How researchers get heard
Abstract lines

We Were Warned. So What.

“You were warned.”

What an arrogant, infantilizing, alienating, counterproductive communications tactic.

Well, we feel guilty and stupid now, so of course we’ll absorb your wisdom more attentively next time. Count on it.

Manu Lall and Paulina Concha of the Columbia Water Center published an op-ed this week for The New York Times, alerting us to the tens of thousands of dams in the United States that are in danger of failing, as the two in Central Michigan failed last week.

It’s an excellent piece, making the case for preemptive strategy and then action against the inevitable catastrophe a dam failure (or cascade of dam failures) would precipitate.

But it contains a couple of cliche phrases researchers use way too much:

  • “The events of last week should not have come as a surprise.”
  • “We won’t be able to say we weren’t warned.”

In this case, “the events of last week should not have come as a surprise,” Lall and Concha argue, because the AP reported last November that 19 dams in Michigan (including the ones that failed) were in bad shape.

And in this case, “we won’t be able to say we weren’t warned” because the US federal government’s 2018 national climate assessment mentioned the hazard aging and deteriorating dams and levees posed when exposed to heavy rainfall.

Think about that. A single news article and a single report. That’s what constitutes our warning.

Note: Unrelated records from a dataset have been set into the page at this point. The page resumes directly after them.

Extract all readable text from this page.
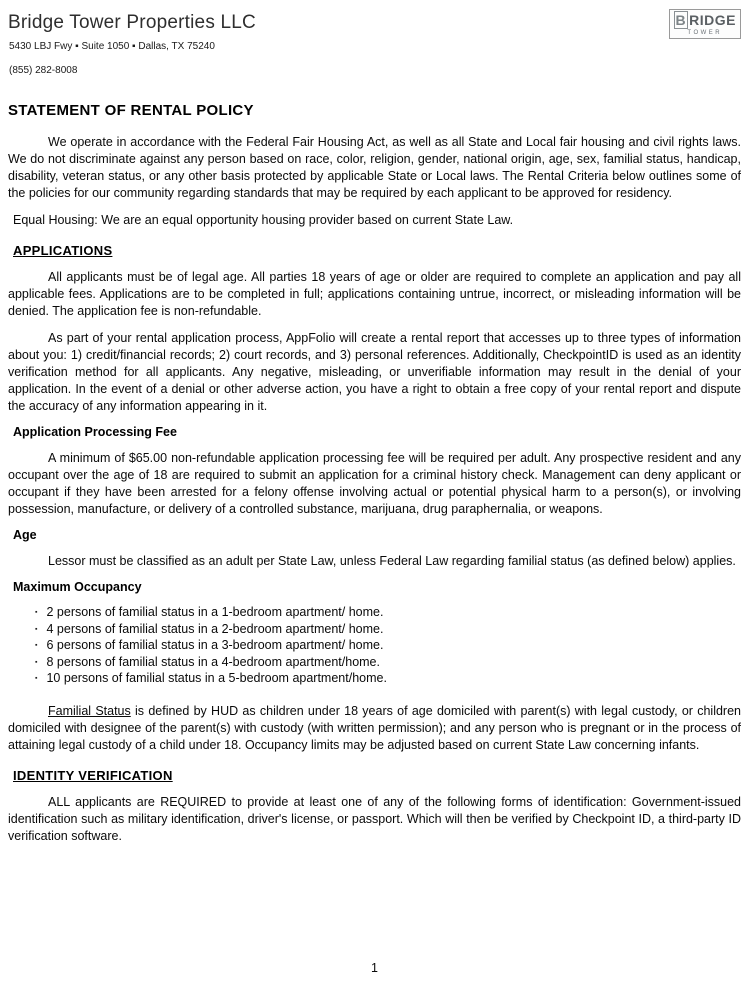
Bridge Tower Properties LLC
5430 LBJ Fwy ▪ Suite 1050 ▪ Dallas, TX 75240
(855) 282-8008
B RIDGE
TOWER
STATEMENT OF RENTAL POLICY

We operate in accordance with the Federal Fair Housing Act, as well as all State and Local fair housing and civil rights laws. We do not discriminate against any person based on race, color, religion, gender, national origin, age, sex, familial status, handicap, disability, veteran status, or any other basis protected by applicable State or Local laws. The Rental Criteria below outlines some of the policies for our community regarding standards that may be required by each applicant to be approved for residency.

Equal Housing: We are an equal opportunity housing provider based on current State Law.

APPLICATIONS

All applicants must be of legal age. All parties 18 years of age or older are required to complete an application and pay all applicable fees. Applications are to be completed in full; applications containing untrue, incorrect, or misleading information will be denied. The application fee is non-refundable.

As part of your rental application process, AppFolio will create a rental report that accesses up to three types of information about you: 1) credit/financial records; 2) court records, and 3) personal references. Additionally, CheckpointID is used as an identity verification method for all applicants. Any negative, misleading, or unverifiable information may result in the denial of your application. In the event of a denial or other adverse action, you have a right to obtain a free copy of your rental report and dispute the accuracy of any information appearing in it.

Application Processing Fee

A minimum of $65.00 non-refundable application processing fee will be required per adult. Any prospective resident and any occupant over the age of 18 are required to submit an application for a criminal history check. Management can deny applicant or occupant if they have been arrested for a felony offense involving actual or potential physical harm to a person(s), or involving possession, manufacture, or delivery of a controlled substance, marijuana, drug paraphernalia, or weapons.

Age

Lessor must be classified as an adult per State Law, unless Federal Law regarding familial status (as defined below) applies.

Maximum Occupancy
▪ 2 persons of familial status in a 1-bedroom apartment/ home.
▪ 4 persons of familial status in a 2-bedroom apartment/ home.
▪ 6 persons of familial status in a 3-bedroom apartment/ home.
▪ 8 persons of familial status in a 4-bedroom apartment/home.
▪ 10 persons of familial status in a 5-bedroom apartment/home.

Familial Status is defined by HUD as children under 18 years of age domiciled with parent(s) with legal custody, or children domiciled with designee of the parent(s) with custody (with written permission); and any person who is pregnant or in the process of attaining legal custody of a child under 18. Occupancy limits may be adjusted based on current State Law concerning infants.

IDENTITY VERIFICATION

ALL applicants are REQUIRED to provide at least one of any of the following forms of identification: Government-issued identification such as military identification, driver's license, or passport. Which will then be verified by Checkpoint ID, a third-party ID verification software.

1
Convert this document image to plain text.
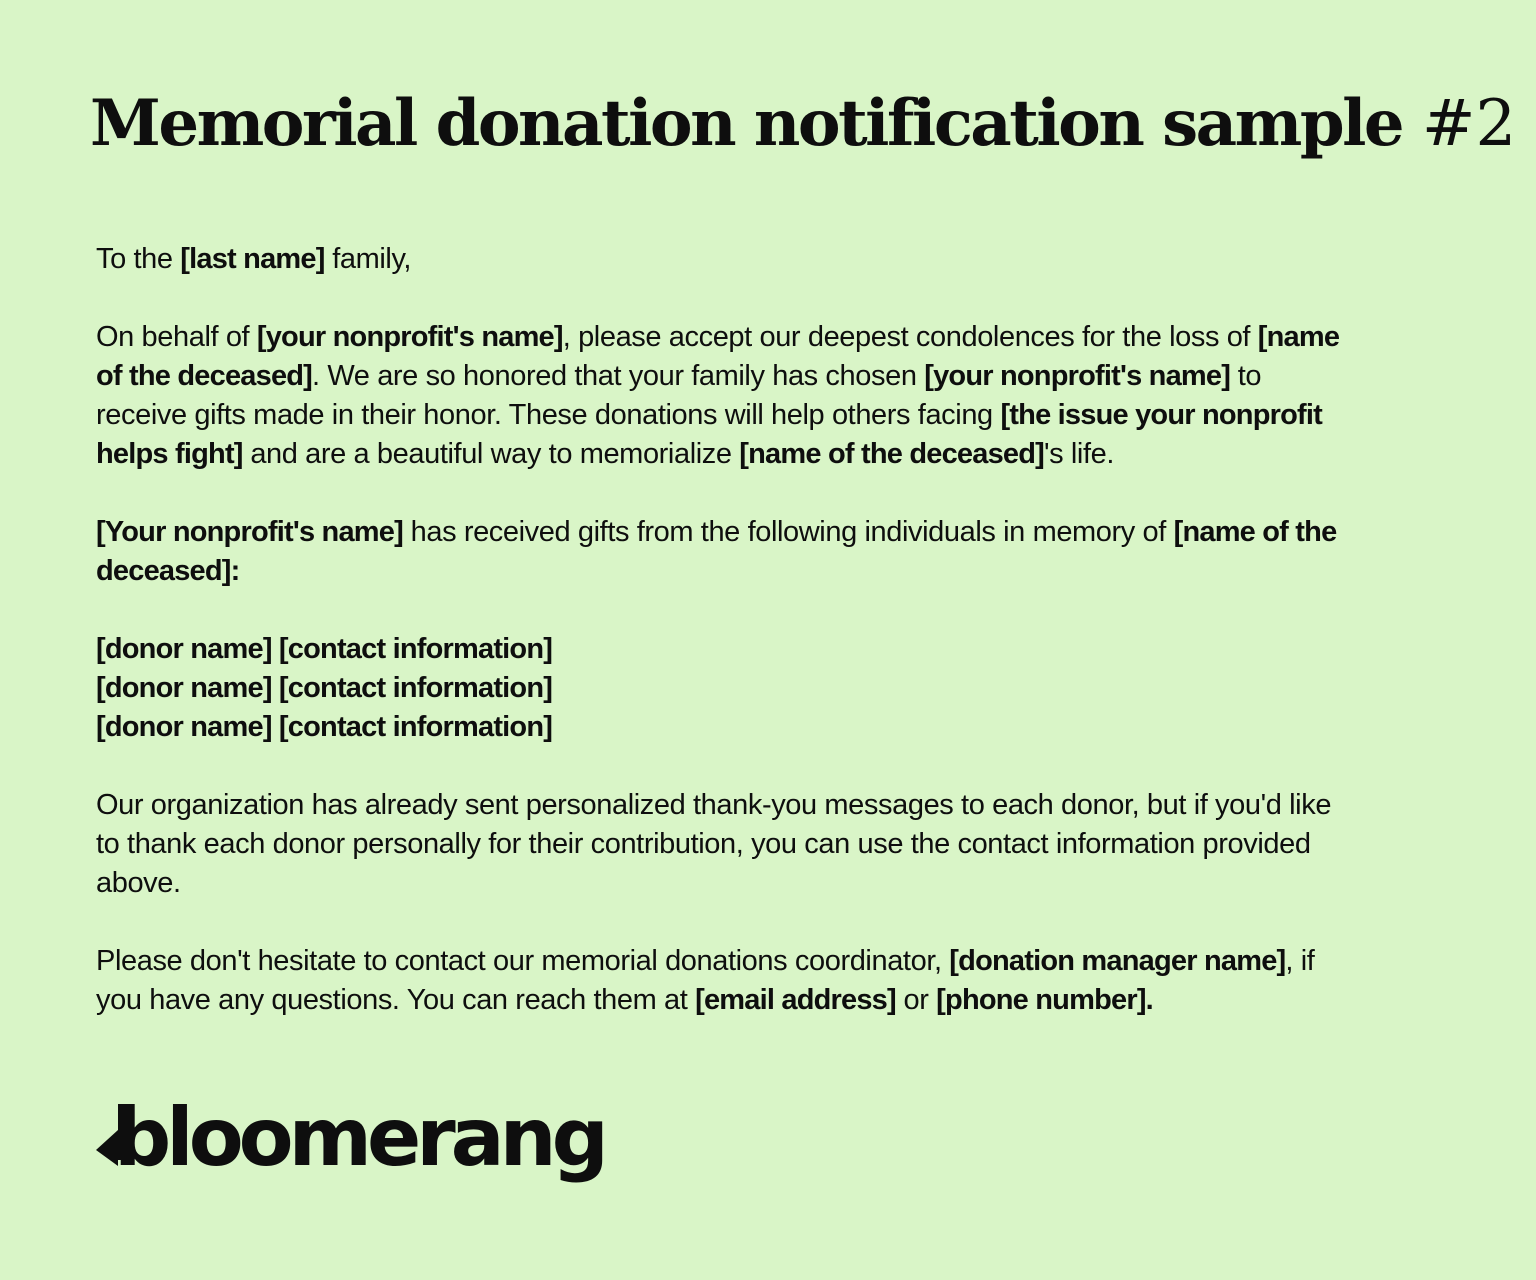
Memorial donation notification sample #2

To the [last name] family,

On behalf of [your nonprofit's name], please accept our deepest condolences for the loss of [name of the deceased]. We are so honored that your family has chosen [your nonprofit's name] to receive gifts made in their honor. These donations will help others facing [the issue your nonprofit helps fight] and are a beautiful way to memorialize [name of the deceased]'s life.

[Your nonprofit's name] has received gifts from the following individuals in memory of [name of the deceased]:

[donor name] [contact information]
[donor name] [contact information]
[donor name] [contact information]

Our organization has already sent personalized thank-you messages to each donor, but if you'd like to thank each donor personally for their contribution, you can use the contact information provided above.

Please don't hesitate to contact our memorial donations coordinator, [donation manager name], if you have any questions. You can reach them at [email address] or [phone number].

bloomerang
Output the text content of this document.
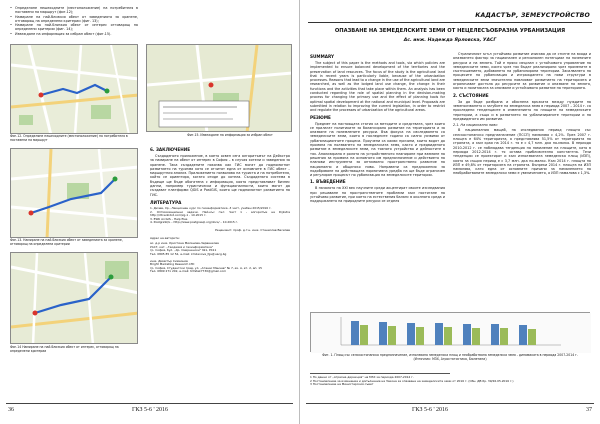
• Определяне пешеходните (местоположение) на потребителя в поставени на маршрут (фиг.12);
• Намиране на най-близкия обект от заведенията за хранене, отговарящ на определени критерии (фиг. 13);
• Намиране на най-близкия обект от интерес отговарящ на определени критерии (фиг. 14);
• Извеждане на информация за избран обект (фиг.15).
Фиг.12. Определяне пешеходните (местоположение) на потребителя в поставени на маршрут
Фиг.13. Намиране на най-близкия обект от заведенията за хранене, отговарящ на определени критерии
Фиг.14 Намиране на най-близкия обект от интерес, отговарящ на определени критерии
Фиг.15. Извеждане на информация за избран обект
6. ЗАКЛЮЧЕНИЕ

Създаденото приложение, в което освен сега алгоритъмът на Дейкстра за намиране на обект от интерес в София – в случая хотели и заведения за хранене. Така създадените показва как ГИС могат да подпомогнат развитието на туризма като се отчитат една от основните в ГИС обект – маршрутния анализ. Приложението позволява на туриста и на потребителя, който се ориентира, когато отиде до хотела. Създадената система в бъдеще ще бъде обогатена с информация, която представляват бизнес данни, например туристически и функционалности, които могат да създават платформи QGIS и PostGIS, които ще подпомогнат развитието на ГИС.

ЛИТЕРАТУРА
1. Дичев, Хр., Лекционен курс по геоинформатика -3 част, учебен 2015/2016 г.
2. Оптимизационни задачи. Най-къс път. Част 1 - алгоритъм на Dijkstra http://dti.wikidot.com/zg-1 - 10.2015 г.
3. ESRI ArcGIS – Help files
4. PostgreSQL – http://www.postgresql.org/docs/ – 10.2015 г.
Рецензент: проф. д.т.н. инж. Станислав Василев
Адрес на авторите:
ас. д-р инж. Кристина Миланова-Червенкова
УАСГ, кат. „Геодезия и геоинформатика“
гр. София, бул. „Хр. Смирненски“ №1, Р411
Тел. 0895 85 12 52, e-mail: kmilanova_fgs@uacg.bg
инж. Димитър Симеонов
Bright Marketing Research LTD
гр. София, Студентски град, ул. „Атанас Манчев“ № 7, ех. А, ет. 2, ап. 15
Тел. 0899 271 202, e-mail: trifatak7730@gmail.com
36	ГКЗ 5-6 ' 2016
КАДАСТЪР, ЗЕМЕУСТРОЙСТВО
ОПАЗВАНЕ НА ЗЕМЕДЕЛСКИТЕ ЗЕМИ ОТ НЕЦЕЛЕСЪОБРАЗНА УРБАНИЗАЦИЯ
Ас. инж. Надежда Ярловска, УАСГ
SUMMARY

The subject of this paper is the methods and tools, via which policies are implemented to ensure balanced development of the territories and the preservation of land resources. The focus of the study is the agricultural land that in recent years is particularly liable, because of the urbanization processes. Reasons that lead to a change in the use of the agricultural land are researched, as well as the lodged land use change, the change in their functions and the activities that take place within them. An analysis has been conducted regarding the role of spatial planning in the decision-making process for changing the primary use and the effect of planning tools for optimal spatial development at the national and municipal level. Proposals are submitted in relation to improving the current legislation, in order to restrict and regulate the processes of urbanization of the agricultural areas.

РЕЗЮМЕ

Предмет на настоящата статия са методите и средствата, чрез които се прилагат политиките за балансирано развитие на територията и за опазване на поземлените ресурси. Във фокуса на изследването са земеделските земи, които в последните години са силно уязвими от урбанизационните процеси. Проучени са какви причини, които водят до промяна на ползването на земеделската земя, както и предвиденото развитие в земеделските земи, на тяхното устройство и дейностите в тях. Анализирана е ролята на устройственото планиране при вземане на решения за промяна на основното им предназначение и действието на планови инструменти за оптимално пространствено развитие на национално и общинско ниво. Направени са предложения за подобряване на действащата нормативна уредба на ще бъде ограничен и регулиран процесът по урбанизация на земеделските територии.

1. ВЪВЕДЕНИЕ

В началото на XXI век научните среди акцентират своите изследвания при решаване на пространствените проблеми към постигане на устойчиво развитие, при което на естествения баланс в околната среда и поддържането на природните ресурси се отделя

Страничният ъгъл устойчиво развитие изисква да се стигне на входа и опазването фактор за национален и регионален потенциал на поземните ресурси и на земята. Той е пряко свързан с устойчивото управление на земеделските земи, които чрез тях бъдат реализирани чрез промените в съотношението, добавянето на урбанизирани територии. Засилването на процесите на урбанизация и изграждането на нови структури в земеделските земи значително повлияват развитието на територията и ограничават достъпа до ресурсите за развитие и опазване на земята, както и политиката за опазване и устойчивото развитие на територията.

2. СЪСТОЯНИЕ

За да бъде разбрана и обяснена връзката между нуждите на земеползването и загубите на земеделска земя в периода 2007 – 2014 г. са проследени тенденциите в изменението на площите на земеделските територии, а също и в развитието на урбанизираните територии и на предвиденото им развитие.

2.1. На национално ниво

В националния мащаб, на изследвания период площта със селскостопанско предназначение (ПССП) намалява с 4,2%. През 2007 г. площта е 64% територията, а представлява 51,5% от територията на страната, а към края на 2014 г. тя е с 4,7 млн. дка по-малко. В периода 2010-2012 г. се наблюдава тенденция на намаление на площите, като в периода 2012-2014 г. тя остава приблизително константна. Тези тенденции се проектират и към използваната земеделска площ (ИЗП), която за същия период е с 3,7 млн. дка по-малко. Към 2014 г. площта на ИЗП е 49,8% от територията на страната. Въпреки 2014 г. площта на ИЗП намалява, като една от основните причини за намалението на необработваните земеделски земи е увеличението, а ИЗП намалява с 1,3%.

Фиг. 1. Площ със селскостопанско предназначение, използвана земеделска площ и необработвана земеделска земя - динамиката в периода 2007-2014 г. (Източник: МЗХ, Агростатистика, Бюлетини)
1 По данни от „Агрална дирекция“ на МЗХ за периода 2007-2014 г.
2 Постановление за изменение и допълнение на Закона за опазване на земеделските земи от 2016 г. (Обн. ДВ бр. 39/26.05.2016 г.)
3 Постановление на Министерския съвет
ГКЗ 5-6 ' 2016	37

Clearly, neither was enough to motivate action — which is the point of communications, after all.

And who could be surprised by that? A single piece of reportage or communications seldom is enough to motivate action. Woodward and Bernstein had to write stories for two years before Richard Nixon resigned.

Every four years, The American Society of Civil Engineers issues a scorecard rating the state of US infrastructure. They’ve been doing this for decades. The last scorecard, put out in 2017, gave the nation a D+. That’s the same rating as 2013. Up slightly from the Ds of 2009 and 2005.

ASCE has one planned for 2021. They’re not saying “You were warned” and sitting back, arms folded. They keep warning us (and mapping pathways for infrastructure investment).

“We were warned,” of course, is endemic in the pandemic. But not only.

The self-inflating, self-protective scold of “We told you so” wouldn’t make a top 1,000 ways list of turning insight into action. But it is consistent with communication and journalism, which is allergic to repetition.

Here’s the thing: You aren’t a journalist. You’re marketing an idea.

Your goal isn’t to check a box or be a lonely oracle or look good to your peers on Twitter. Your goal is uptake.

And for uptake, repetition is important. I’m repeating myself here, but …

Reality isn’t viral. It’s fungal. Most concepts infiltrate slowly.

Marketing science shows that, unless people are repeatedly exposed to a new concept or product, they won’t even acknowledge it.

And once we’ve acknowledged the new thing, repeating it again and again builds our processing and retrieval fluency around it. We come to believe or prefer it — the truth effect.

So in marketing, we repeat. We say something until we are beyond sick of saying it, until we are convinced that our repetition has become embarrassing.

Only then can we be hopeful that other people might have heard it for the first time.

Clarity by itself doesn’t beget understanding. Repetition does.

Most research-driven organizations, steeped as they are in research culture, resist making this shift from clarity to repetition.

It requires a fundamental shift from communications — from the beautiful fantasy of saying something clearly just once and being understood — to marketing, to the long, messy, exhausting campaign mode of repeating and testing messages and insights and ideas until they and you have market penetration.

But if impact is your job, then repetition is your job.

Stop telling us you or someone else already said it. That really doesn’t help.

Get back to saying it, again and again and again, until you’re sure you’ve gotten through.